… is from page 317 of the 1991 Robert Schalkenbach Foundation edition of Henry George‘s 1886 book, Protection or Free Trade:
Yet to begin and maintain great popular movements it is the moral sense rather than the intellect that must be appealed to, sympathy rather than self-interest. For however it may be with any individual, the sense of justice is with the masses of men keener and truer than intellectual perception, and unless a question can assume the form of right and wrong it cannot provoke general discussion and excite the many to action. And while material gain or loss impresses us less vividly the greater the number of those we share it with, the power of sympathy increases as it spreads from man to man—becomes cumulative and contagious.
But he who follows the principle of free trade to its logical conclusion can strike at the very root of protection; can answer every question and meet every objection, and appeal to the surest of instincts and the strongest of motives. He will see in free trade not a mere fiscal reform, but a movement which has for its aim and end nothing less than the abolition of poverty, and of the vice and crime and degradation that flow from it, by the restoration to the disinherited of their natural rights and the establishment of society upon the basis of justice. He will catch the inspiration of a cause great enough to live for and to die for, and be moved by an enthusiasm that he can evoke in others.

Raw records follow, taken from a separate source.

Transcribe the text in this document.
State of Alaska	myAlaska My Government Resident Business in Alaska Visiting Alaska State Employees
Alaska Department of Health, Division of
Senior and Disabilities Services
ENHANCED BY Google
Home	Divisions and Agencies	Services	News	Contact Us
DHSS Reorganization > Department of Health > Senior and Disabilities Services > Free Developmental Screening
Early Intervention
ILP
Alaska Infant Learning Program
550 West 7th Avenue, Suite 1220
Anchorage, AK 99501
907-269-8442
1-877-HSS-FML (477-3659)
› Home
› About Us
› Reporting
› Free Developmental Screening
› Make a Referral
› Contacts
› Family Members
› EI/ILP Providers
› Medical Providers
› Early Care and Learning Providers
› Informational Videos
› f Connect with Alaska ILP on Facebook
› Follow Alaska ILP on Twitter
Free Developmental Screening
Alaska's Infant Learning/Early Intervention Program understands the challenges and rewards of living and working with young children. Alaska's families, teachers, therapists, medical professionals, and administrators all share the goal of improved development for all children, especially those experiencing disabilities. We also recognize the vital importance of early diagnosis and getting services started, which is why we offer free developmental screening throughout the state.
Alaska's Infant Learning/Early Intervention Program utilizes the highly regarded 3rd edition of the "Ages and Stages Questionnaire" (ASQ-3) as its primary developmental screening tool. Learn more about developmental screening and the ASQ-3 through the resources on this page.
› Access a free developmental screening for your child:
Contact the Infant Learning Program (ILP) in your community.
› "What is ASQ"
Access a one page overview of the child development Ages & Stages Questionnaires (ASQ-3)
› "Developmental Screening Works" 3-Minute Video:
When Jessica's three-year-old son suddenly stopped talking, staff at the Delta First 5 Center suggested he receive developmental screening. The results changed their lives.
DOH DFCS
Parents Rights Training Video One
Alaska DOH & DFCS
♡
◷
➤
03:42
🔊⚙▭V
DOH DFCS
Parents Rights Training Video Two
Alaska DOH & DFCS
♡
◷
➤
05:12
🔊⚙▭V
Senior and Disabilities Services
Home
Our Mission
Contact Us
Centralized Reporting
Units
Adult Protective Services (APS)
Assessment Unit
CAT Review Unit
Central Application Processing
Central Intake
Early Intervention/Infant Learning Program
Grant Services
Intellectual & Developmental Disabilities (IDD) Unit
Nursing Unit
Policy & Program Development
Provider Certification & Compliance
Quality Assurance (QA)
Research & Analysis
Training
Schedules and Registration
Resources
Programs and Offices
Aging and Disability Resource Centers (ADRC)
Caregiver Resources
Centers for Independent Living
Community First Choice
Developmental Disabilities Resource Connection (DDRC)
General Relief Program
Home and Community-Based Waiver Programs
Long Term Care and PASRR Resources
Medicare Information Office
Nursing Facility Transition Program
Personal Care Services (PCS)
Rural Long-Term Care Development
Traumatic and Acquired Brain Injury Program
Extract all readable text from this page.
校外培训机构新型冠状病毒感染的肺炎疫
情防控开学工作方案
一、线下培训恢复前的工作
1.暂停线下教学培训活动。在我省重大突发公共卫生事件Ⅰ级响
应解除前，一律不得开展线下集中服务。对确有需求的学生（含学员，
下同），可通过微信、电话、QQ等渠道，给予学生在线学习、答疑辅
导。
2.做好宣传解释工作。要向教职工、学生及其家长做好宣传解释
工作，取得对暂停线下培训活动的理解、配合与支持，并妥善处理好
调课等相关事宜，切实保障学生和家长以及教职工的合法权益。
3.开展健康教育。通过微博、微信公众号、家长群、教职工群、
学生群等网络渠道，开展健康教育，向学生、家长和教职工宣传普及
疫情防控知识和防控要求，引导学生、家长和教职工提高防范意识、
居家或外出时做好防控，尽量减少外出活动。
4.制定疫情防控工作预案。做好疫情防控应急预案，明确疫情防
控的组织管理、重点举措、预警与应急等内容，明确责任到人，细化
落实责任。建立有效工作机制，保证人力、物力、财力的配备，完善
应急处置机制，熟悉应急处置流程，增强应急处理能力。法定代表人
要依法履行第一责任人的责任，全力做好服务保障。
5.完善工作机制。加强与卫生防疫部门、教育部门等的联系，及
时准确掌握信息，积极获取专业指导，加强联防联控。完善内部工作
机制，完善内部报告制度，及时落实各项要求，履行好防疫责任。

DBx: In the 21st century – and especially in a country as large and as (relatively) market-oriented as is the United States – George’s language in the second paragraph above is admittedly a bit flowery. Nevertheless, it speaks a truth: Protectionism not only makes people in the home country poorer than they would otherwise be, it makes them less free. Economic protectionism is a violation of rights – a violation justified inevitably with bizarre or incoherent ‘theories,’ and incomplete or irrelevant data, all presented ultimately for no purpose nobler than to artificially enrich the few at the greater expense of the many.